O mundo foi alertado, especialmente o Japão e os Estados Unidos, dois dos maiores clientes da China para metais de terras raras usados em tudo, de carros a smartphones e mísseis. Os governos de ambos os países elaboraram planos detalhados sobre como reduzir sua dependência de Pequim. Tóquio cumpriu amplamente seus planos e hoje pode obter os minerais da Austrália.

Os EUA não. Mesmo depois de 15 anos, o país ainda depende quase que totalmente da China para o processamento de metais de terras raras. Como resultado, os fabricantes de automóveis, as empresas aeroespaciais e os empreiteiros de defesa americanos ficaram vulneráveis.

Irritada com as recentes tarifas do presidente Donald Trump, a China suspendeu todas as exportações de determinadas terras raras, bem como dos ímãs ainda mais valiosos feitos a partir delas. Esses ímãs pequenos, porém poderosos — não maiores do que um anel no dedo de uma pessoa, mas com 15 vezes a força de um ímã de ferro convencional — são um componente barato e muitas vezes negligenciado dos motores elétricos. Eles são usados em carros elétricos e movidos a gasolina, bem como em robôs, drones, turbinas eólicas offshore, mísseis, jatos de combate e muitos outros produtos.

O fracasso dos Estados Unidos em criar uma alternativa à sua dependência dos suprimentos chineses tem se estendido por administrações democratas e republicanas.

— Durante 15 anos, os formuladores de políticas dos EUA fizeram muito pouco para lidar com o risco da dependência da China em relação às terras raras e, especificamente, aos ímãs de terras raras — disse Milo McBride, especialista em minerais essenciais do Carnegie Endowment for International Peace em Washington.

As terras raras, segundo ele, são “os minerais mais estratégicos de todos os minerais que têm sido discutidos nas últimas administrações”.

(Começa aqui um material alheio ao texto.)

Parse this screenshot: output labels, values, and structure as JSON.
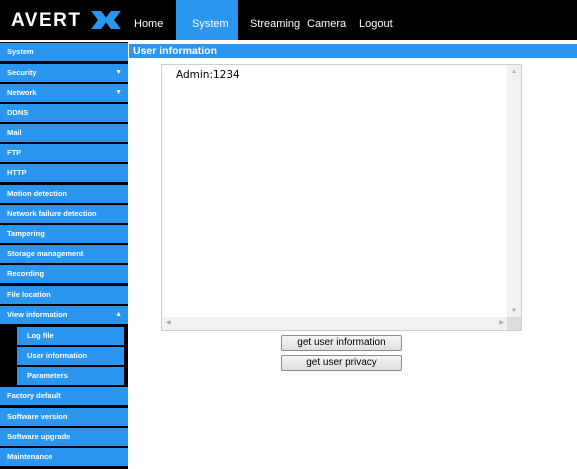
{
  "brand": {
    "logo_text": "AVERTX"
  },
  "nav": {
    "home": "Home",
    "system": "System",
    "streaming": "Streaming",
    "camera": "Camera",
    "logout": "Logout"
  },
  "sidebar": {
    "items": [
      {
        "label": "System"
      },
      {
        "label": "Security"
      },
      {
        "label": "Network"
      },
      {
        "label": "DDNS"
      },
      {
        "label": "Mail"
      },
      {
        "label": "FTP"
      },
      {
        "label": "HTTP"
      },
      {
        "label": "Motion detection"
      },
      {
        "label": "Network failure detection"
      },
      {
        "label": "Tampering"
      },
      {
        "label": "Storage management"
      },
      {
        "label": "Recording"
      },
      {
        "label": "File location"
      },
      {
        "label": "View information"
      }
    ],
    "subitems": [
      {
        "label": "Log file"
      },
      {
        "label": "User information"
      },
      {
        "label": "Parameters"
      }
    ],
    "bottom_items": [
      {
        "label": "Factory default"
      },
      {
        "label": "Software version"
      },
      {
        "label": "Software upgrade"
      },
      {
        "label": "Maintenance"
      }
    ]
  },
  "main": {
    "section_title": "User information",
    "textarea_value": "Admin:1234",
    "buttons": {
      "get_user_information": "get user information",
      "get_user_privacy": "get user privacy"
    }
  },
  "colors": {
    "accent": "#2b96ef",
    "header_bg": "#000000"
  }
}
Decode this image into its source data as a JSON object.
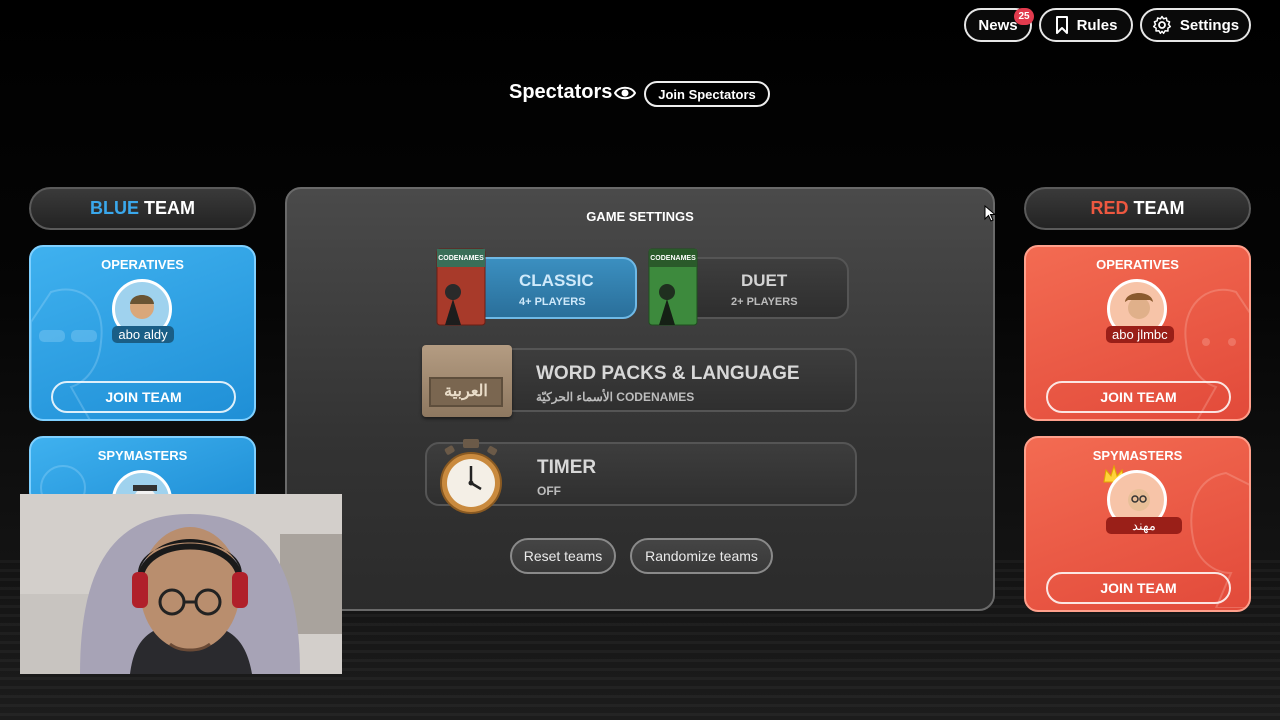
{
  "nav": {
    "news_label": "News",
    "news_badge": "25",
    "rules_label": "Rules",
    "settings_label": "Settings"
  },
  "spectators": {
    "title": "Spectators",
    "join_label": "Join Spectators"
  },
  "blue_team": {
    "title_color_word": "BLUE",
    "title_word": "TEAM",
    "color": "#3aa8ec",
    "operatives": {
      "title": "OPERATIVES",
      "player": "abo aldy",
      "join_label": "JOIN TEAM"
    },
    "spymasters": {
      "title": "SPYMASTERS"
    }
  },
  "red_team": {
    "title_color_word": "RED",
    "title_word": "TEAM",
    "color": "#ee5840",
    "operatives": {
      "title": "OPERATIVES",
      "player": "abo jlmbc",
      "join_label": "JOIN TEAM"
    },
    "spymasters": {
      "title": "SPYMASTERS",
      "player": "مهند",
      "join_label": "JOIN TEAM"
    }
  },
  "game_settings": {
    "title": "GAME SETTINGS",
    "classic": {
      "title": "CLASSIC",
      "sub": "4+ PLAYERS",
      "box_label": "CODENAMES",
      "selected": true
    },
    "duet": {
      "title": "DUET",
      "sub": "2+ PLAYERS",
      "box_label": "CODENAMES"
    },
    "word_packs": {
      "title": "WORD PACKS & LANGUAGE",
      "sub": "الأسماء الحركيّة CODENAMES",
      "flag_text": "العربية"
    },
    "timer": {
      "title": "TIMER",
      "sub": "OFF"
    },
    "reset_label": "Reset teams",
    "randomize_label": "Randomize teams"
  }
}
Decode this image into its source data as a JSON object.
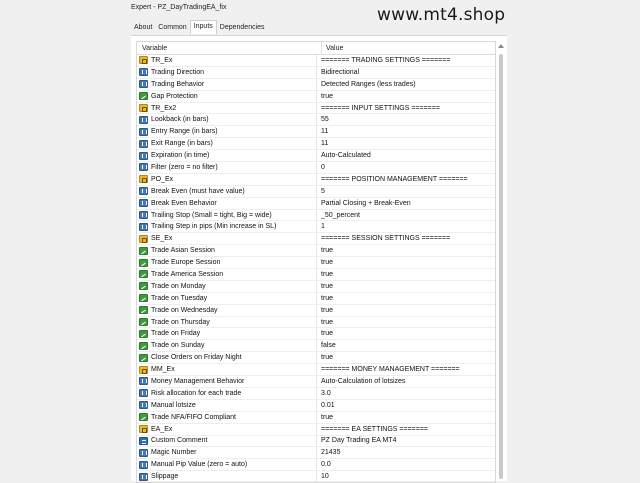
{
  "window": {
    "title": "Expert - PZ_DayTradingEA_fix",
    "watermark": "www.mt4.shop"
  },
  "tabs": [
    {
      "label": "About",
      "active": false
    },
    {
      "label": "Common",
      "active": false
    },
    {
      "label": "Inputs",
      "active": true
    },
    {
      "label": "Dependencies",
      "active": false
    }
  ],
  "table": {
    "col_variable": "Variable",
    "col_value": "Value",
    "rows": [
      {
        "icon": "str",
        "name": "TR_Ex",
        "value": "======= TRADING SETTINGS ======="
      },
      {
        "icon": "num",
        "name": "Trading Direction",
        "value": "Bidirectional"
      },
      {
        "icon": "num",
        "name": "Trading Behavior",
        "value": "Detected Ranges (less trades)"
      },
      {
        "icon": "bool",
        "name": "Gap Protection",
        "value": "true"
      },
      {
        "icon": "str",
        "name": "TR_Ex2",
        "value": "======= INPUT SETTINGS ======="
      },
      {
        "icon": "num",
        "name": "Lookback (in bars)",
        "value": "55"
      },
      {
        "icon": "num",
        "name": "Entry Range (in bars)",
        "value": "11"
      },
      {
        "icon": "num",
        "name": "Exit Range (in bars)",
        "value": "11"
      },
      {
        "icon": "num",
        "name": "Expiration (in time)",
        "value": "Auto-Calculated"
      },
      {
        "icon": "num",
        "name": "Filter (zero = no filter)",
        "value": "0"
      },
      {
        "icon": "str",
        "name": "PO_Ex",
        "value": "======= POSITION MANAGEMENT ======="
      },
      {
        "icon": "num",
        "name": "Break Even (must have value)",
        "value": "5"
      },
      {
        "icon": "num",
        "name": "Break Even Behavior",
        "value": "Partial Closing + Break-Even"
      },
      {
        "icon": "num",
        "name": "Trailing Stop (Small = tight, Big = wide)",
        "value": "_50_percent"
      },
      {
        "icon": "num",
        "name": "Trailing Step in pips (Min increase in SL)",
        "value": "1"
      },
      {
        "icon": "str",
        "name": "SE_Ex",
        "value": "======= SESSION SETTINGS ======="
      },
      {
        "icon": "bool",
        "name": "Trade Asian Session",
        "value": "true"
      },
      {
        "icon": "bool",
        "name": "Trade Europe Session",
        "value": "true"
      },
      {
        "icon": "bool",
        "name": "Trade America Session",
        "value": "true"
      },
      {
        "icon": "bool",
        "name": "Trade on Monday",
        "value": "true"
      },
      {
        "icon": "bool",
        "name": "Trade on Tuesday",
        "value": "true"
      },
      {
        "icon": "bool",
        "name": "Trade on Wednesday",
        "value": "true"
      },
      {
        "icon": "bool",
        "name": "Trade on Thursday",
        "value": "true"
      },
      {
        "icon": "bool",
        "name": "Trade on Friday",
        "value": "true"
      },
      {
        "icon": "bool",
        "name": "Trade on Sunday",
        "value": "false"
      },
      {
        "icon": "bool",
        "name": "Close Orders on Friday Night",
        "value": "true"
      },
      {
        "icon": "str",
        "name": "MM_Ex",
        "value": "======= MONEY MANAGEMENT ======="
      },
      {
        "icon": "num",
        "name": "Money Management Behavior",
        "value": "Auto-Calculation of lotsizes"
      },
      {
        "icon": "num",
        "name": "Risk allocation for each trade",
        "value": "3.0"
      },
      {
        "icon": "num",
        "name": "Manual lotsize",
        "value": "0.01"
      },
      {
        "icon": "bool",
        "name": "Trade NFA/FIFO Compliant",
        "value": "true"
      },
      {
        "icon": "str",
        "name": "EA_Ex",
        "value": "======= EA SETTINGS ======="
      },
      {
        "icon": "ab",
        "name": "Custom Comment",
        "value": "PZ Day Trading EA MT4"
      },
      {
        "icon": "num",
        "name": "Magic Number",
        "value": "21435"
      },
      {
        "icon": "num",
        "name": "Manual Pip Value (zero = auto)",
        "value": "0.0"
      },
      {
        "icon": "num",
        "name": "Slippage",
        "value": "10"
      }
    ]
  }
}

O embargo de Pequim contra o Japão em 2010 foi prejudicado pelos sindicatos do crime organizado chinês que controlavam grande parte do setor no centro-sul da China em conluio com as autoridades locais. Os gângsteres estavam contrabandeando até metade da produção anual de terras raras da China para fora do país.

Semanas após o fim do embargo, Pequim se vingou. As forças do governo, agindo sob ordens de segurança nacional, invadiram o vale próximo a Longnan, na província de Jiangxi, onde grande parte dos minerais pesados de terras raras do mundo era produzida. Eles confiscaram as minas de propriedade privada e prenderam milhares de pessoas no sul da China. A regulamentação do setor foi transferida dos governos locais para Pequim.

Mais tarde, as minas foram nacionalizadas e consolidadas em uma única empresa estatal, a China Rare Earth Group. Durante uma visita na semana passada ao vale, sem o conhecimento das autoridades locais, não havia sinal dos bandidos que costumavam vigiar as minas de terras raras do sul da China. Recentemente, Pequim também desenvolveu seu próprio setor de ímãs em vez de enviar os materiais para fábricas no Japão, investindo dinheiro na construção de fábricas em Ganzhou, uma cidade próxima a Longnan.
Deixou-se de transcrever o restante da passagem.